Friday, March 6, 2009

Envy

There is a girl I am deeply, deeply envious of. I've never met her, to my knowledge I've only ever seen her once, but she exists in my consciousness as a continuous reminder: Envy.

It was a hot summer day last year, hot and glorious like it is here in the summer, which lasts from mid-April through mid-October. Late afternoon. Me: in my car, running errands or going to work, I don't remember what I was doing. I only remember vividly what she was doing. Her: blond, skinny in that way women admire each other for being skinny, wearing a string bikini and riding a motorscooter. Barefoot, no helmet, string bikini, scooter, riding away from the park and the pool and headed off to who knows where. In that moment, she was the absolute embodiment of FREEDOM.

I mean, really, I know how foolish it is to be riding around basically naked in your birthday suit on a motor vehicle in traffic, but OH! the freedom she represented to me. The freedom from such boring constraints as "put your shoes on!" "put a helmet on!" "wear clothes!" lol! This girl had it all. In my mind, she was off to meet up with some dashing, dangerous and similarly mostly-naked young swarthy buck with glossy black curls and a big loud cruiser, upon which they would ride off to some amazing naked orgy amidst the fairies and gods. And I was going to work. ugh.

I have carried her like a talisman burning in my heart since then. I want a scooter. I want my hair to be loose and free. I want to ride around in my string bikini. sigh.

I've mentioned her to several people, and they each said the same thing: "You don't strike me as the kind of person who would have envy. What's up with that?" But I do! I have such envy.

The envy I feel is more like a longing: I want that. I want that energy, whatever that energy is, whatever it represents, that's what I want. With her, I want that freedom and that ease. I have another friend who is gorgeous and covered in tattoos, and I envy her that freedom of being so effortlessly and creatively beautiful.

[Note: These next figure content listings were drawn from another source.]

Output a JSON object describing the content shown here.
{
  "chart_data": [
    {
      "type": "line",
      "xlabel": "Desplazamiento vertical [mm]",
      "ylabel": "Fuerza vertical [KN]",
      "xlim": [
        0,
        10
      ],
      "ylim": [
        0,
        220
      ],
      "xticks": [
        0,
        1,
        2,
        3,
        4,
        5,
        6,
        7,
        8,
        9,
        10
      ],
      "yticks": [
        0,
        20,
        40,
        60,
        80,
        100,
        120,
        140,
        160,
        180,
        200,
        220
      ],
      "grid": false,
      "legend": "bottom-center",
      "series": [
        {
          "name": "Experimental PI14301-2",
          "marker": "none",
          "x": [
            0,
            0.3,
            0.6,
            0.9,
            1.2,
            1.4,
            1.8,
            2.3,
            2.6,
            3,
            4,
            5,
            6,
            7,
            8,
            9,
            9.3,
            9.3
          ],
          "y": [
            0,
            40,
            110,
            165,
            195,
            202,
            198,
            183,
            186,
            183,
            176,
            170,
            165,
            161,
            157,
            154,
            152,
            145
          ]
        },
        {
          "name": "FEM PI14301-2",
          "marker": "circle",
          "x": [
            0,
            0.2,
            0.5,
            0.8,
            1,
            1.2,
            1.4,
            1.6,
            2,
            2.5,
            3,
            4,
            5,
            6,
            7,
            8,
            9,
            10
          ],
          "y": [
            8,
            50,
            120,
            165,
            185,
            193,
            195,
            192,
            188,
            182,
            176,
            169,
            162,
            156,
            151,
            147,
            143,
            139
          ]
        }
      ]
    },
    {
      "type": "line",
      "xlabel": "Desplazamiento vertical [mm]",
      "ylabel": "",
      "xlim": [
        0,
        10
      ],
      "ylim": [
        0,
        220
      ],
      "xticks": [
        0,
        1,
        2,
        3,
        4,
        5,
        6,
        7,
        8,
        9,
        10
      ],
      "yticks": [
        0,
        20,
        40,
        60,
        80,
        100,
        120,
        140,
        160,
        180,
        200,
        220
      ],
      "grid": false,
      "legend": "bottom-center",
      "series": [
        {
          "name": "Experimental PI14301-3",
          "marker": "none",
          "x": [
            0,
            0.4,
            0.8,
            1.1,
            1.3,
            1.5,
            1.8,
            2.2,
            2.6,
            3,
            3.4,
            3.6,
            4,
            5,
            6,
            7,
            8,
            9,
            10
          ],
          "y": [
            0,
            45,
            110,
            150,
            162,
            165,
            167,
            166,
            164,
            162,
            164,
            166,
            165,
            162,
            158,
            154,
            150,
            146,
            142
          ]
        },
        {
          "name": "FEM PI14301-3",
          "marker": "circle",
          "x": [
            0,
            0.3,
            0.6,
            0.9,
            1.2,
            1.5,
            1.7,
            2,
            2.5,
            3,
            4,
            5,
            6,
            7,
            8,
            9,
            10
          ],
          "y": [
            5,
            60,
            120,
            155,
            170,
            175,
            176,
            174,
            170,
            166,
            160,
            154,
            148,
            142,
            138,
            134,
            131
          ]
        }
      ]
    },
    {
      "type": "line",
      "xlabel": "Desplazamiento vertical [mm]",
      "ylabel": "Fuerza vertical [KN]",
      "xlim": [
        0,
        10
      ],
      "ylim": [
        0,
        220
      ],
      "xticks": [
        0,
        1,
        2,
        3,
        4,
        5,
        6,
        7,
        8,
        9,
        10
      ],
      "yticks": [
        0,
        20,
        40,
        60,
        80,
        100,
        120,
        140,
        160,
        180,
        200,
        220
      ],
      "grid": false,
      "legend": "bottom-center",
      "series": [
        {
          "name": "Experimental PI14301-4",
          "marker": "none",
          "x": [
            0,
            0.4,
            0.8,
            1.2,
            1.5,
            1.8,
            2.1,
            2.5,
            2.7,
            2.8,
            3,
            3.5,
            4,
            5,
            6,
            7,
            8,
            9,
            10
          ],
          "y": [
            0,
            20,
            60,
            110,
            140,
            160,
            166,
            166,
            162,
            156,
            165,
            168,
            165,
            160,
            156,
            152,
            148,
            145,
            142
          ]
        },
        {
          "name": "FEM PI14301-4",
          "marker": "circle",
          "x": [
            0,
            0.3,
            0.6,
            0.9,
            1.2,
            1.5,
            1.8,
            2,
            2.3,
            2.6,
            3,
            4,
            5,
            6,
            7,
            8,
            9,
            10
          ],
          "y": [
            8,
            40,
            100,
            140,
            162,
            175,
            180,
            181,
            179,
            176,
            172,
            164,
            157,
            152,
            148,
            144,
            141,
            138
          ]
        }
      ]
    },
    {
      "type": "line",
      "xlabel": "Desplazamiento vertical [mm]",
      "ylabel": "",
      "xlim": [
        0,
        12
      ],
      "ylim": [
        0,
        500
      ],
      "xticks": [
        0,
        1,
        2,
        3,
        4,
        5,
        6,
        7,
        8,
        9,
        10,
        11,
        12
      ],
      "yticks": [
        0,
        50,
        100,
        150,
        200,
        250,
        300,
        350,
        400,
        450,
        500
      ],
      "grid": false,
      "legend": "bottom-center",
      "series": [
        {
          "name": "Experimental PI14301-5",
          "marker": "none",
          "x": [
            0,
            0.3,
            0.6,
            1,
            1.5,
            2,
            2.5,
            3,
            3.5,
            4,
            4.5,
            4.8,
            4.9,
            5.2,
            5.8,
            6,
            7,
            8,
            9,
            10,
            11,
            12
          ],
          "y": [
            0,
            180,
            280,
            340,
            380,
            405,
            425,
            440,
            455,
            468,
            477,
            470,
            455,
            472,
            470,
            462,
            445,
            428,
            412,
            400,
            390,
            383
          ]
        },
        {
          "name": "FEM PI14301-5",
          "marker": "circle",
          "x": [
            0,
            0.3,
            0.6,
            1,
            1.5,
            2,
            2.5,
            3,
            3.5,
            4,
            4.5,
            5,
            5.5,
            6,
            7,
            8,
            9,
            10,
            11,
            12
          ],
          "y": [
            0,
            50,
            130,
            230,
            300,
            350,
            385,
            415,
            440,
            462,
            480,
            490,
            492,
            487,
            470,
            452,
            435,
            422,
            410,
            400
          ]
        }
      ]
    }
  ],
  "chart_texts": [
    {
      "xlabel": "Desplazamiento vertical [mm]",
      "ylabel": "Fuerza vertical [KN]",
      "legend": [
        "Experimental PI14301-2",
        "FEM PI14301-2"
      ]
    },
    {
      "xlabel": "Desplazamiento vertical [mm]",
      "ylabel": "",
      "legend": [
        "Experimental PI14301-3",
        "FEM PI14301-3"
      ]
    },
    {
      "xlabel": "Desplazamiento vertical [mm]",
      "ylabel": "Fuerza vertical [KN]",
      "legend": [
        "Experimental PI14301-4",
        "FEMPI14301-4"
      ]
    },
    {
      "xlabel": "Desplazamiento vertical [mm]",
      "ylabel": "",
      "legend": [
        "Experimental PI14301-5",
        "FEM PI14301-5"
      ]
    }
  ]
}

I don't envy people for their stuff. Stuff to me is basically a waste of time, unless it's a really amazing piece of jewelry, or art, or really (this will sound stupid) great-fitting jeans. The stuff I'm interested in is either for work or for beauty, everything else to me is kind of a waste. I'm not even that interested in comfort, so thank God for my boyfriend who is and has provided me with some nice basic creature comforts like, you know, a real bed.

I envy people for their freedom. Freedom of expression, freedom of creativity, freedom of movement, freedom of mobility. Another person I envy, deeply, was a man I once saw out for a jog at 11pm. He was just jogging, wearing wind shorts and running shoes, late at night. Only women really understand that kind of envy. Such freedom. Freedom from fear, freedom to simply BE, to be out, to be bare, to be safe. To run, fleet of foot, under the moon, and to be safe from getting caught.

Envy is the longing for the expression of that which is me, which I am denying, and the recognition of the expression of that which is not me, which I am attempting. I am freedom, therefore when I witness people expressing freedom and I am denying freedom, I am swooning with envy. I am love, therefore when I witness people expressing love when I am denying love, it literally wounds me. I have made the grave error in thinking that I am obligation, not freedom, and that I am solitude, when I am love. Can I trace all of my mistakes, throughout my lifetime, back to these original errors?

I recognize my own freedom, which has nothing to do with politics or economics, and I see that it has everything to do with the expression of my soul. And in order for me to be truly free, I have to be fully within my body. And when I am fully within my body, then there is no envy, only joy and self-realization.